Tittmann Kai, Wille Georg, Golbik Ralph, Weidner Annett, Ghisla Sandro, Hübner Gerhard
Institut für Biochemie, Martin-Luther-Universität Halle-Wittenberg, Kurt-Mothes-Strasse 3, D-06120 Halle/Saale, Germany.
Biochemistry. 2005 Oct 11;44(40):13291-303. doi: 10.1021/bi051058z.
The thiamin diphosphate (ThDP)- and flavin adenine dinucleotide (FAD)-dependent pyruvate oxidase from Lactobacillus plantarum catalyses the conversion of pyruvate, inorganic phosphate, and oxygen to acetyl-phosphate, carbon dioxide, and hydrogen peroxide. Central to the catalytic sequence, two reducing equivalents are transferred from the resonant carbanion/enamine forms of alpha-hydroxyethyl-ThDP to the adjacent flavin cofactor over a distance of approximately 7 A, followed by the phosphorolysis of the thereby formed acetyl-ThDP. Pre-steady-state and steady-state kinetics using time-resolved spectroscopy and a 1H NMR-based intermediate analysis indicate that both processes are kinetically coupled. In the presence of phosphate, intercofactor electron-transfer (ET) proceeds with an apparent first-order rate constant of 78 s(-1) and is kinetically gated by the preceding formation of the tetrahedral substrate-ThDP adduct 2-lactyl-ThDP and its decarboxylation. No transient flavin radicals are detectable in the reductive half-reaction. In contrast, when phosphate is absent, ET occurs in two discrete steps with apparent rate constants of 81 and 3 s(-1) and transient formation of a flavin semiquinone/hydroxyethyl-ThDP radical pair. Temperature dependence analysis according to the Marcus theory identifies the second step, the slow radical decay to be a true ET reaction. The redox potentials of the FAD(ox)/FAD(sq) (E1 = -37 mV) and FAD(sq)/FAD(red) (E2 = -87 mV) redox couples in the absence and presence of phosphate are identical. Both the Marcus analysis and fluorescence resonance energy-transfer studies using the fluorescent N3'-pyridyl-ThDP indicate the same cofactor distance in the presence or absence of phosphate. We deduce that the exclusive 10(2)-10(3)-fold rate enhancement of the second ET step is rather due to the nucleophilic attack of phosphate on the kinetically stabilized hydroxyethyl-ThDP radical resulting in a low-potential anion radical adduct than phosphate in a docking site being part of a through-bonded ET pathway in a stepwise mechanism of ET and phosphorolysis. Thus, LpPOX would constitute the first example of a radical-based phosphorolysis mechanism in biochemistry.

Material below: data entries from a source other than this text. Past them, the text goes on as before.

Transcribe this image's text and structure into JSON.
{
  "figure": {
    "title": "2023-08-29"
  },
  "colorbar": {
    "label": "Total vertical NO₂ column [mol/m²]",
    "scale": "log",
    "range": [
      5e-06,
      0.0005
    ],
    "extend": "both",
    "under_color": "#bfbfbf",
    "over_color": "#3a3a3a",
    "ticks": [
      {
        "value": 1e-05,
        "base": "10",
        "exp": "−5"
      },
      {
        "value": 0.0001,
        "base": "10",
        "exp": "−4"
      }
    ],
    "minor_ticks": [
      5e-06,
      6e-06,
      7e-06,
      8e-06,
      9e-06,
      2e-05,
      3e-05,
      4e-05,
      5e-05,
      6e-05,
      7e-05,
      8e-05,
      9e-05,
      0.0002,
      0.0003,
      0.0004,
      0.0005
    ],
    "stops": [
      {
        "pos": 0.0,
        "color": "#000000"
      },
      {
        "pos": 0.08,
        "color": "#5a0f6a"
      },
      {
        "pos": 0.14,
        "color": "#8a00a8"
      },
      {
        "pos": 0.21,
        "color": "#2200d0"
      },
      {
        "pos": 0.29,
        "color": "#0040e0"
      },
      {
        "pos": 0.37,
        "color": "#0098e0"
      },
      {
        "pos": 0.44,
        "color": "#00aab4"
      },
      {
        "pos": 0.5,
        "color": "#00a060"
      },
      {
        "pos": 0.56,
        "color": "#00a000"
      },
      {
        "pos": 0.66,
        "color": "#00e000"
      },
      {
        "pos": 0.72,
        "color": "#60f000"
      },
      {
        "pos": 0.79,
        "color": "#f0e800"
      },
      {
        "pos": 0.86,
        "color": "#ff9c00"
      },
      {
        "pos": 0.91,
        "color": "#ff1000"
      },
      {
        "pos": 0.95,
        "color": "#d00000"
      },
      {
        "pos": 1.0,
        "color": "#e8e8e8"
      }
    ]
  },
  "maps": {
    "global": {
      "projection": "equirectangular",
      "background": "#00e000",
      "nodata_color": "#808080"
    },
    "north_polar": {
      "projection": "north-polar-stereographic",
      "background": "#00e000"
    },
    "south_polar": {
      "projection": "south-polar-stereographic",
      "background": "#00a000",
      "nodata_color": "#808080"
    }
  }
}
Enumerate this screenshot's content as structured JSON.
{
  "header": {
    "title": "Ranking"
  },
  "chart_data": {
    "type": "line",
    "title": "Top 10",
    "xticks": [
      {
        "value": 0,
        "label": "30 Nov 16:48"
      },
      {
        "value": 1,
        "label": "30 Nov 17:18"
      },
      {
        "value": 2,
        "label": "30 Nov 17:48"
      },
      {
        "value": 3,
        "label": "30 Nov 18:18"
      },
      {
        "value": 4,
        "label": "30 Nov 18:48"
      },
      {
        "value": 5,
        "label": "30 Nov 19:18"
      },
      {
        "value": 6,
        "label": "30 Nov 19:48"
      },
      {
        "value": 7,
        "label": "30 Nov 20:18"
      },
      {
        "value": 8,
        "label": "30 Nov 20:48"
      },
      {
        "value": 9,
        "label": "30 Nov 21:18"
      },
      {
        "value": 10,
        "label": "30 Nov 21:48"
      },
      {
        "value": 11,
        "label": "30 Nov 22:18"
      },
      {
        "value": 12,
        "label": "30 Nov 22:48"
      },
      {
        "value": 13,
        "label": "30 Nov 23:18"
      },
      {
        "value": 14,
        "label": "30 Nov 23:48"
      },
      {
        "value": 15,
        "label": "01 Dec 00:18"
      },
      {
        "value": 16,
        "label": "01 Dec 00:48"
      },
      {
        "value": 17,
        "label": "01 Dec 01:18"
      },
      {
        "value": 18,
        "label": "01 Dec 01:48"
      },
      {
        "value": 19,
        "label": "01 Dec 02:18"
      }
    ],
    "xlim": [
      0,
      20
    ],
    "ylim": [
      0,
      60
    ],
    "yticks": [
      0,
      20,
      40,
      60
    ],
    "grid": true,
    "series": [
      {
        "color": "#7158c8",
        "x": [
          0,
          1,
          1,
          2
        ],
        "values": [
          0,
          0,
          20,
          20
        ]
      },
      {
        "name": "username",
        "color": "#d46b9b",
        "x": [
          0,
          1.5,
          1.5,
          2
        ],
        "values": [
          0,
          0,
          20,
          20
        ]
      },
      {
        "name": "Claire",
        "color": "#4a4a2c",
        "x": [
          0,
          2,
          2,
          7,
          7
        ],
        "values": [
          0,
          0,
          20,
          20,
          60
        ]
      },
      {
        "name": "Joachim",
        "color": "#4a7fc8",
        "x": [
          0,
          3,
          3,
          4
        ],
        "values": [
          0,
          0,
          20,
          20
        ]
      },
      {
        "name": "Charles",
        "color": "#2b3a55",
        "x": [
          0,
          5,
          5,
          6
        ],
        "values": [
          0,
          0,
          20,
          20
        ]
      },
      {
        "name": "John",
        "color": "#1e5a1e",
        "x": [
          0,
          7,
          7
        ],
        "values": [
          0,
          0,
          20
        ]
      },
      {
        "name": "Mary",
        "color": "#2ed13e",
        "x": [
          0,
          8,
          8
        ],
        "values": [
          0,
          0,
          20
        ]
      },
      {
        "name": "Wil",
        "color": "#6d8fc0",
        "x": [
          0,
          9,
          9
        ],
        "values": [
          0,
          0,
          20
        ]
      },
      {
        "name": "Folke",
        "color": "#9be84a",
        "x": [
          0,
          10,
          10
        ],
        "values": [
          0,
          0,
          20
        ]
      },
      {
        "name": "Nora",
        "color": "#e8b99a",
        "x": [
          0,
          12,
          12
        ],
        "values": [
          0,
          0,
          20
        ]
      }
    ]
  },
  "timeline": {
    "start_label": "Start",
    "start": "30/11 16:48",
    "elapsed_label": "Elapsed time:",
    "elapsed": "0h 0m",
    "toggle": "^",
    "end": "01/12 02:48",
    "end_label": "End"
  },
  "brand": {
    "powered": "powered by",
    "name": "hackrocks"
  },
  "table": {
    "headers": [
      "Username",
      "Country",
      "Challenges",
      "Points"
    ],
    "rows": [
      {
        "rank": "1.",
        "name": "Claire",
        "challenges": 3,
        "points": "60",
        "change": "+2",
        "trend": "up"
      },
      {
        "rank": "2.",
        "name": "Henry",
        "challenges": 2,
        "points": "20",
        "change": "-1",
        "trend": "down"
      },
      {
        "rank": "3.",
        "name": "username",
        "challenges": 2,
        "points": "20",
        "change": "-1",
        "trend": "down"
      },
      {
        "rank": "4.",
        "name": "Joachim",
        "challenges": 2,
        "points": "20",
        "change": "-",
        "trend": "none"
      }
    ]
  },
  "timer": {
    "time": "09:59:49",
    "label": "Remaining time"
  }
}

植物乳杆菌中依赖硫胺素二磷酸(ThDP)和黄素腺嘌呤二核苷酸(FAD)的丙酮酸氧化酶催化丙酮酸、无机磷酸和氧气转化为乙酰磷酸、二氧化碳和过氧化氢。在催化序列的核心部分,两个还原当量从α-羟乙基-ThDP的共振碳负离子/烯胺形式转移到相邻的黄素辅因子,转移距离约为7 Å,随后对由此形成的乙酰-ThDP进行磷酸解。使用时间分辨光谱和基于1H NMR的中间体分析进行的预稳态和稳态动力学表明,这两个过程在动力学上是耦合的。在磷酸盐存在的情况下,辅因子间电子转移(ET)以78 s(-1)的表观一级速率常数进行,并且在动力学上受四面体底物-ThDP加合物2-乳酰基-ThDP的先前形成及其脱羧作用的控制。在还原半反应中未检测到瞬态黄素自由基。相反,当不存在磷酸盐时,ET分两个离散步骤发生,表观速率常数分别为81和3 s(-1),并瞬态形成黄素半醌/羟乙基-ThDP自由基对。根据马库斯理论进行的温度依赖性分析确定第二步,即缓慢的自由基衰减是真正的ET反应。在存在和不存在磷酸盐的情况下,FAD(ox)/FAD(sq)(E1 = -37 mV)和FAD(sq)/FAD(red)(E2 = -87 mV)氧化还原对的氧化还原电位相同。马库斯分析和使用荧光N3'-吡啶基-ThDP的荧光共振能量转移研究均表明,在存在或不存在磷酸盐的情况下,辅因子距离相同。我们推断,第二个ET步骤的10(2)-10(3)倍速率增强是由于磷酸盐对动力学稳定的羟乙基-ThDP自由基的亲核攻击导致形成低电位阴离子自由基加合物,而不是磷酸盐位于对接位点中作为逐步ET和磷酸解机制中通过键合ET途径的一部分。因此,LpPOX将构成生物化学中基于自由基的磷酸解机制的第一个例子。